OECD recommends ‘bold action’ to boost global growth

18 Feb 13
The world’s richest countries have been urged to make labour market and welfare changes to secure a strong economic recovery, the Organisation for Economic Co-operation and Development has said.

By Vivienne Russell | 18 February 2013

The world’s richest countries have been urged to make labour market and welfare changes to secure a strong economic recovery, the Organisation for Economic Co-operation and Development has said.

In its annual Going for growth report, the OECD said such structural reforms were a ‘powerful tool’ and could boost long-term growth, underpin confidence and take some of the pressure off monetary and fiscal policies to support recovery.’

Ángel Gurría, OECD secretary general, said: ‘The road to a strong recovery remains fraught with challenges but measures taken in Europe and the United States have reduced the likelihood of a worst-case scenario. We have reached a point where bold and concerted action to get the right mix of macro and structural policies can make an upside scenario a real possibility.’

The report recommended strategies for particular economies. For example, it said European countries whose unemployment was still higher than before the financial crisis, including France, Denmark, Italy, Spain and Sweden, should lower barriers to job creation, hiring and mobility and improve incentives to take up work.

Japan and Korea needed to encourage greater participation of women in their workforces, a change that would require a better benefits system and improved childcare policies.

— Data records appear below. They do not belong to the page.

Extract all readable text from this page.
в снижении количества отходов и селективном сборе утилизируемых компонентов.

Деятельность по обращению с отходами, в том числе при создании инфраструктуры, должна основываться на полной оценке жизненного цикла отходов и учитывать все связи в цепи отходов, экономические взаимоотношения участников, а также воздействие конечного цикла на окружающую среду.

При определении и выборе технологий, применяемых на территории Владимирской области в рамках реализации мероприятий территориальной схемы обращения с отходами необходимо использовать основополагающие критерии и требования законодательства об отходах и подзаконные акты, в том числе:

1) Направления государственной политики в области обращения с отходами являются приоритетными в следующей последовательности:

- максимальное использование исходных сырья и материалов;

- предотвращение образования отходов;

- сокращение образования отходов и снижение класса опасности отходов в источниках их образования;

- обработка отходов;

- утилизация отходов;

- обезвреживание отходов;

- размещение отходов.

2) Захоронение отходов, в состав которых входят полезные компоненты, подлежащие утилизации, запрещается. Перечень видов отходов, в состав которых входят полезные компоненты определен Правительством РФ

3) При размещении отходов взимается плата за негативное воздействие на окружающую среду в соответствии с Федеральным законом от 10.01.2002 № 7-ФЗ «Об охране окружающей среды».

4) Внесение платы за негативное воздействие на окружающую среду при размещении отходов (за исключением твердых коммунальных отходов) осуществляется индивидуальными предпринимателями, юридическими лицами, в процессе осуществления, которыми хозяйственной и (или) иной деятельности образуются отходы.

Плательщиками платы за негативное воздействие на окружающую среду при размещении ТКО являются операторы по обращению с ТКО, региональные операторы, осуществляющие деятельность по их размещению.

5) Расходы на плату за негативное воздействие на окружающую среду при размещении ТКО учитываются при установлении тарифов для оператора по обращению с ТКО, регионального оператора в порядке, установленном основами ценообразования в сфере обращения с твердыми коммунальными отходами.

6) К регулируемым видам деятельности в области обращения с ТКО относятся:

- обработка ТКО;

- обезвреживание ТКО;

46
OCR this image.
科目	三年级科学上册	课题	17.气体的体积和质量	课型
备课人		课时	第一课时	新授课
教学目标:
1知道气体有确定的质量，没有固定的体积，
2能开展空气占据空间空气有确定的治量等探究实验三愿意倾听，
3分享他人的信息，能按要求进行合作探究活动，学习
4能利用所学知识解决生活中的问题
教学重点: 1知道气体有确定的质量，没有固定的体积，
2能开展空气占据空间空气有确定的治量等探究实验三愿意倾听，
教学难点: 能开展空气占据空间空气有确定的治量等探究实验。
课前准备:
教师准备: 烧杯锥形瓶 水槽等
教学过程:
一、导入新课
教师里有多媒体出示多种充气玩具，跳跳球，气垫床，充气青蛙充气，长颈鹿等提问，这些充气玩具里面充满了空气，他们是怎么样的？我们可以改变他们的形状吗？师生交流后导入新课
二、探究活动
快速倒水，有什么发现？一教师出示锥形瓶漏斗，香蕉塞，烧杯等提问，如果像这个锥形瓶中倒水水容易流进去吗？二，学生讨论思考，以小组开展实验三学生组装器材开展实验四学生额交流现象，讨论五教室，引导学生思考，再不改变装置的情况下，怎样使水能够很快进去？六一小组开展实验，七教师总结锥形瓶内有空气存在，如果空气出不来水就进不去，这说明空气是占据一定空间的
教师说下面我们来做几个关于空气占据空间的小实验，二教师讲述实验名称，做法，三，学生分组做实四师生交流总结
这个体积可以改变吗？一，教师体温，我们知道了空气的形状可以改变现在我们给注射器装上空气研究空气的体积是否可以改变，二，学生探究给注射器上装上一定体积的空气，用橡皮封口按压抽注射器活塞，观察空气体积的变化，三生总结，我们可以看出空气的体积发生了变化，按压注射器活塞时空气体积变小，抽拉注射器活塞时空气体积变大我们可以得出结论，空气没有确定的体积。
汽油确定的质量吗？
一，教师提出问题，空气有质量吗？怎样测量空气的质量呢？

Lower-income OECD countries, such as Mexico, Chile and Brazil, should tackle the number of people working ‘informally’ and encourage them to take jobs in the formal sector.

The US needed to beef up training and employment services to help long-term unemployed people back into work.

The report was published on February 15 and presented at the Moscow meeting of the Group of Twenty finance ministers. Gurría said its country-specific structural reform recommendations were applicable to OECD and G20 nations alike.